The 2022 State of the Third-Party Logistics Industry Report cited two figures: 1) there are over 20,000 3PL businesses in the United States alone, and 2) globally, the market cap for third party logistics is expected to eclipse $1.1T over the next six years. With such a booming industry and increased market efficiencies, differentiation and sales generation become increasingly difficult.

If you’re looking to revamp your sales strategy or break into a new vertical, below are four steps you can take to give your sales team the best chance of success.

Step 1) Run your financials.

What’s a no-brainer for some, is often glanced over by others in pursuit of getting business in the door. The first step in creating an effective sales process is to determine your unit economics. Without and understanding of your costs and margins, your sales team won’t have the guardrails in place to determine a pricing plan for prospective clients.

Running an asset-based, third-party logistics (3PL) business is far different than running any other “agency” business given the asset heavy nature of running a 3PL. Bearing that in mind, that means there is far less wiggle room when it comes to margin discipline when pricing out deals.

Considering line items such as: price per square foot, equipment, utilities, payroll, and insurance ensures that you’re not giving a customer a sweet deal, or worse yet – a deal where you’re losing money.

Step 2) Choose your vertical.

If you are newer to third-party logistics or expanding your business into a new vertical, there can be some unforeseen challenges without having a full understanding of the industry you’re looking to serve. Choosing one or two verticals will allow you to determine a more refined value proposition, providing a more focused approach for your sales team. For instance, there are far different value propositions for B2B fulfillment vs. B2C fulfillment. The same goes for DTC (Direct to Consumer) vs. Amazon FBA, ecommerce vs. retail, small parcel vs. freight, etc. Choosing your vertical is also crucial in generating a more qualified leads list for your sales team off the bat.

While there are certainly logistical differences between verticals, perhaps more importantly are the technological and financial differences in verticals. Understand what is expected of you and your team from each of those perspectives.

If you are looking to service ecommerce brands, be sure that you are familiar with “shopping carts” (Shopify, WooCommerce, Magento) and reverse logistics. If you are looking to service FBA clients, become familiar with Amazon’s routing guides, Seller Central, and Prime-determined SLAs. If you are looking to service B2B clients, be sure that you are familiar with EDI connectivity, retailer routing guides, Free On Board (FOB) vs. Shipper provided freight. If you are servicing consumer packaged goods (CPG) brands, be sure to understand FDA/USDA/EPA facility requirements.

Step 3) Determine your value proposition.
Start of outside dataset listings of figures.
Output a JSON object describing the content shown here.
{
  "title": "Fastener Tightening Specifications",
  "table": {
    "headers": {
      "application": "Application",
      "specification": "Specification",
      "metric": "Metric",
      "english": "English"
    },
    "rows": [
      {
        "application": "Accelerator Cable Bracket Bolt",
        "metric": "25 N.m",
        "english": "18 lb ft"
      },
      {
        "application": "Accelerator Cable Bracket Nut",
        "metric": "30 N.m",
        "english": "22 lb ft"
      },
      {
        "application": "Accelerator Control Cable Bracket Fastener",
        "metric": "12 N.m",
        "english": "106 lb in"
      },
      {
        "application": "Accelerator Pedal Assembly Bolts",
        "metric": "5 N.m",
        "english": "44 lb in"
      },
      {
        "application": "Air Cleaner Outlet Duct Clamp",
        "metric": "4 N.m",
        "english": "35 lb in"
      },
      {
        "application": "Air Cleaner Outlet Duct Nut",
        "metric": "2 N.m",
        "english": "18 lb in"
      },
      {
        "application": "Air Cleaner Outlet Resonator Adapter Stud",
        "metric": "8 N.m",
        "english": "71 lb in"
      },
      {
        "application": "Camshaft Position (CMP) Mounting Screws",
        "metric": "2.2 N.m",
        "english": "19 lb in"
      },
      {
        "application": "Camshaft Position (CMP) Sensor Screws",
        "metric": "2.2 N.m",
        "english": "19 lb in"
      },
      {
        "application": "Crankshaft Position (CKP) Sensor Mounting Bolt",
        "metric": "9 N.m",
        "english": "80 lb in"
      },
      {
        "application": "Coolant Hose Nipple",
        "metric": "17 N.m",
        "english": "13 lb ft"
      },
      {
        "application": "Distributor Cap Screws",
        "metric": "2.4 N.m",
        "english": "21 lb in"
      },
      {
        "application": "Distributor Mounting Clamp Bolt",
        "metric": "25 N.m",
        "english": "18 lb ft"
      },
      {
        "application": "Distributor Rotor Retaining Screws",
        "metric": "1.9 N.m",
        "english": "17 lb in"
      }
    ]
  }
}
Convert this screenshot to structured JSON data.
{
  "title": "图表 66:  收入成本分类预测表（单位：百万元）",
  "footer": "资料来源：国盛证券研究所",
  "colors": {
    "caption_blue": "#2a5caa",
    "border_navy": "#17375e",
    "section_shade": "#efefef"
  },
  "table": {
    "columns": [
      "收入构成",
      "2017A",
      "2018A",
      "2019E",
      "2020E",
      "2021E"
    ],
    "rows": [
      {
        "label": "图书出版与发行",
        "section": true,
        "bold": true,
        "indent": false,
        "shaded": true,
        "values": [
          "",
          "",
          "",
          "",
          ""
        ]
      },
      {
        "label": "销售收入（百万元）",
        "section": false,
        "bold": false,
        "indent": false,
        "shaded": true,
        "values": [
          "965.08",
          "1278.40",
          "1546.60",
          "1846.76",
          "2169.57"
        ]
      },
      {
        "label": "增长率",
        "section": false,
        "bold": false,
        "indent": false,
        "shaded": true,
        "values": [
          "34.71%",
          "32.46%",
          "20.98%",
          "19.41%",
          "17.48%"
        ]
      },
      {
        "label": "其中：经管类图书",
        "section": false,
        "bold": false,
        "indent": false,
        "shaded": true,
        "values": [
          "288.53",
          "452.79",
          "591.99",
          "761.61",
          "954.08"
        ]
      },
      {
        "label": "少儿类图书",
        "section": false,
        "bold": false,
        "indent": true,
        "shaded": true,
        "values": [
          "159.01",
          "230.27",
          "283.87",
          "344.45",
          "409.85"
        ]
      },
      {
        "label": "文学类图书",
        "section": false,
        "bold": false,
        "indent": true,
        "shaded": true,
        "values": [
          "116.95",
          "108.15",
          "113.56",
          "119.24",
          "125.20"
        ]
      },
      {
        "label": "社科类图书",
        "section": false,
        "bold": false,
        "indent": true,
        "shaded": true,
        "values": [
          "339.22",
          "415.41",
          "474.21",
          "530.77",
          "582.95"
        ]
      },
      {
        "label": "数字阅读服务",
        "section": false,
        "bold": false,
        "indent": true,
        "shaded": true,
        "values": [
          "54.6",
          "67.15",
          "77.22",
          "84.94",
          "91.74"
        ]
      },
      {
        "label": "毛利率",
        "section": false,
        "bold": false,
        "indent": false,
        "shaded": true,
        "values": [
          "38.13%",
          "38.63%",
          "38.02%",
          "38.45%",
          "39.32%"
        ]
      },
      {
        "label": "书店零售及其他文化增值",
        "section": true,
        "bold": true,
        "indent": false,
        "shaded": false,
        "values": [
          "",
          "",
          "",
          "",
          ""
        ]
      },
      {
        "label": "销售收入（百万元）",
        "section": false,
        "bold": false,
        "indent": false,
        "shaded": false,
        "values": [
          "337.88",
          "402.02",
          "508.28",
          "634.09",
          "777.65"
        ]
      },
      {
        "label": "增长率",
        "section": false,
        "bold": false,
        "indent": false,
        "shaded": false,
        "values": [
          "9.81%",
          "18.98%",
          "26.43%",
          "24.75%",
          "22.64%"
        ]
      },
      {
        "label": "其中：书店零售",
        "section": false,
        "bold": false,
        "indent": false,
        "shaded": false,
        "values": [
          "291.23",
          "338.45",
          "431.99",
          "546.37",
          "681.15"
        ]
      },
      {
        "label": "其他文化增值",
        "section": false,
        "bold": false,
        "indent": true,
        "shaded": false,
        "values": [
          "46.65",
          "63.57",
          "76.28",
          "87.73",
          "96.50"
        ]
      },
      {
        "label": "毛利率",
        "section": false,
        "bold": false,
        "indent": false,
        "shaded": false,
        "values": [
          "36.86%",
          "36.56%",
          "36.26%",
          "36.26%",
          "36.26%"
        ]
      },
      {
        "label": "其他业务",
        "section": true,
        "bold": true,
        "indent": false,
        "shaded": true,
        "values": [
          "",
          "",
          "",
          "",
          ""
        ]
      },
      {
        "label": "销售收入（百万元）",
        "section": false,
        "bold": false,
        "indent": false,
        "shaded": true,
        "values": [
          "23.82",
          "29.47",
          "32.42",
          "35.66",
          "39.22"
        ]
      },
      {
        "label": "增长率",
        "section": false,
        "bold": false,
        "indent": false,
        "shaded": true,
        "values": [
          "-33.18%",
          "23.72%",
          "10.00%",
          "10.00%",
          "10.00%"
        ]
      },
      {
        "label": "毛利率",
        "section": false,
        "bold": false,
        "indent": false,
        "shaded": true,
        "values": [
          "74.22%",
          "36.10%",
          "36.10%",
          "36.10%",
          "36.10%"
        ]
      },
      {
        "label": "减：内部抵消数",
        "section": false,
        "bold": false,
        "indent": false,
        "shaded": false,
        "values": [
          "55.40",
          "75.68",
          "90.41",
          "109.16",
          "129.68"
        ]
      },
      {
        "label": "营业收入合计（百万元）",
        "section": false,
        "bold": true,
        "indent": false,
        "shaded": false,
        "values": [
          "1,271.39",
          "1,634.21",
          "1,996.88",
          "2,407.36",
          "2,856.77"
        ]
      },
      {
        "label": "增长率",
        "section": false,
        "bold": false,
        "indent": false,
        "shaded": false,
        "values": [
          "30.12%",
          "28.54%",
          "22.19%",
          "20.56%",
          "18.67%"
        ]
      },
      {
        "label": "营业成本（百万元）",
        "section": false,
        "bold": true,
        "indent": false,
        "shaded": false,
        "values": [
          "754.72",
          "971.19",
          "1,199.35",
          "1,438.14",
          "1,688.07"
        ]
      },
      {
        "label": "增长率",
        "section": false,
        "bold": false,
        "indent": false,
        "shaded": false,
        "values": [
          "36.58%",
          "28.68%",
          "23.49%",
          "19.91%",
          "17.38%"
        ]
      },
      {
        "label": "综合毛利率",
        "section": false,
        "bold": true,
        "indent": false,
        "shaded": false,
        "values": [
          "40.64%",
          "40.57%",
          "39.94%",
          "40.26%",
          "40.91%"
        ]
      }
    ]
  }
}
No one can be everything to everyone. Think about variables such as: location, industries/verticals served, Value Added Services (VAS), freight/small parcel costs, automation, business intelligence, strategy, planning--anything really. Determine what makes your operation a unique force multiplier to your prospects and lean into it 100%. You’ll find through refinement that not only will you speak to your prospects' needs better, but you’ll also increase efficiencies within your warehouse by serving similar operational processes.

If you are centrally located, perhaps your value proposition is transit time and serviceable zones. If you are located on a coast/near a port, perhaps your value proposition is increased turnaround and decreased drayage costs. If you are the beneficiary of exceptional small parcel rates, perhaps your value proposition is lower rates than the competition. If you have the means to service freight, kitting, buyer communications, etc., perhaps your value proposition is that prospects can pay to outsource their supply chain management to you.

The possibilities for value propositions are only limited to the imagination of the person determining it. If you have a warehouse, you can drive value in 2022.

Step 4) Refine your pitch.

The hard truth is that the outside world doesn’t view 3PLs as very “modern”. Having a scattered service offering or a weak pitch will prove that to the outside world. Think of your operation as one of hundreds or even thousands of stalls in the grand bazaar. Prospects walk past each stall, glancing at the offerings, making determinations for what they want to buy. They walk past the dated, dirty stalls, fearing that the products will also be dated and dirty. When they come to the squared away, friendly, and knowledgeable salesperson in the next stall though, they become interested. They’re intrigued by the salesperson’s knowledge of their industry and their offerings, the way he or she asks questions about what type of products the prospective buyers are looking for, the journal of customer testimonials and referrals.

Your pitch represents you and vice versa. It’s the first impression that a prospect gets and to them represents not only what you’re trying to sell, but how you’ll service them down the line. For customers, switching 3PLs is one of the more costly ventures they’ll have to go through in their lifetime. There’s inherent trepidation when choosing a 3PL. The way you present your operation will either comfort them or it will terrify them.